For 14 years, Joe Cronin’s signature appeared on all the baseballs used in the American League. But a far more interesting tidbit about this former American League president is that he was once sold by his uncle-in-law – not his father-in-law, as is often reported. Cronin was one of baseball’s “boy wonder” managers when he piloted the 1933 Senators to an AL pennant at the age of 27, a year younger than Washington’s first “boy wonder,” Bucky Harris, was when he took Washington to its first pennant in 1924. It is often forgotten that the gentlemanly Cronin was one of the premier shortstops of his day, and knocked in more than 100 runs in a season eight times. He was also Carl Hubbell‘s fifth consecutive Hall of Fame strikeout victim in the 1934 All-Star game.

A former bank clerk, Cronin came up as a slow and clumsy shortstop for Pittsburgh. The Pirates had Arky Vaughan at shortstop, and in 1928 Cronin was dealt to Washington, where he bloomed. In 1930, his second full season, he had career highs in batting average (.346) and RBI (126), and TSN named him player of the year (1930 was the year before the baseball writers started electing regular MVPs). In 1933, Cronin was named player-manager by Washington owner Clark Griffith, and Cronin responded by guiding the Senators to their final World Series appearance. The Giants beat Cronin’s club in five games, but Cronin batted .318.

The following year, Griffith introduced his young manager to his niece, Mildred Robertson, then a club secretary. The two were married later that year. But at the end of the 1934 season, Griffith sold his new nephew to the Red Sox for $225,000, the highest amount paid for a single player (Boston’s sale of Babe Ruth was actually only for $125,000, with the remaining $300,000 being a personal loan from Yankee owner Ruppert to Red Sox owner Harry Frazee). Griffith arranged, however, for Cronin to receive a five-year contract good for $50,000 per year.
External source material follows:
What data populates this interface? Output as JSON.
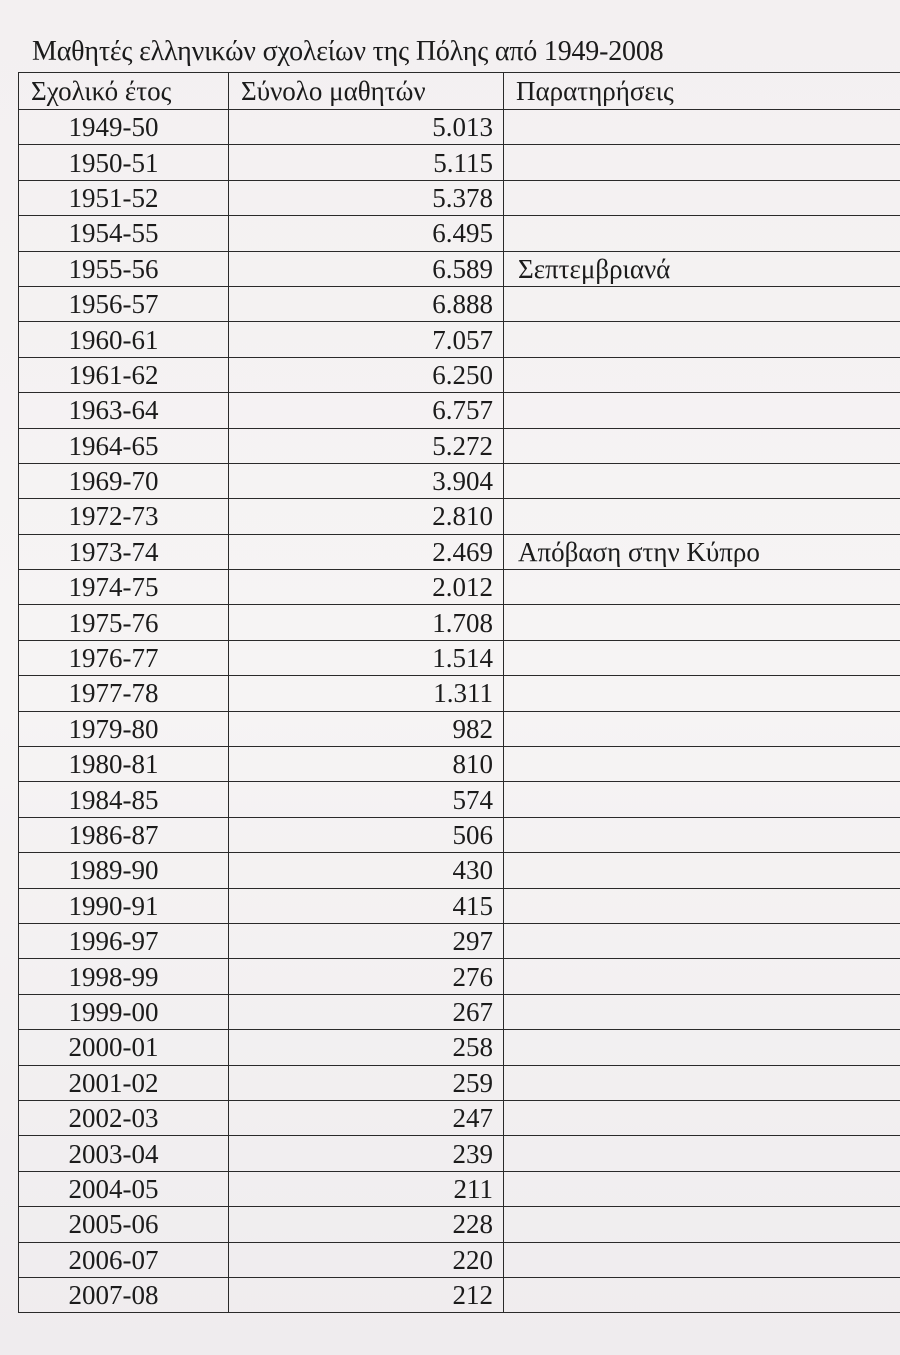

Cronin loved hitting in Fenway Park. Three times he registered slugging percentages over .500, with a career-high .536 in 1938, the year he led the AL in doubles with 51. He hit a career-high 24 HR in 1940, the year he also led the league in putouts and assists. Despite hitting .311 with 16 HR and 95 RBI in 1941, he took himself out of the regular lineup in 1942 to make room for a youngster named Johnny Pesky. He still pinch-hit, though, setting a major league record of five pinch homers in 1943, including two in one day — one each in two ends of a doubleheader.

In early 1945 Cronin broke his leg, ending his playing career for good. He took the Red Sox to the World Series the following year, losing to the Cardinals on Enos Slaughter‘s dash home in the seventh game. He moved into the Red Sox front office in 1948 for 11 years, during which time he was elected to the Hall of Fame. In 1959, he was chosen American League president by the owners, the first former player so honored. In his two terms as AL president, he presided over the league’s expansion from eight to ten teams in 1960, then to 12 teams in 1969. In 1970, he fired two umpires for “incompetency” when he learned they were trying to form a union. In his final year as president, he blocked George Steinbrenner’s attempt to hire Dick Williams as manager, but allowed the Tigers to sign Ralph Houk away from Steinbrenner’s Yankees.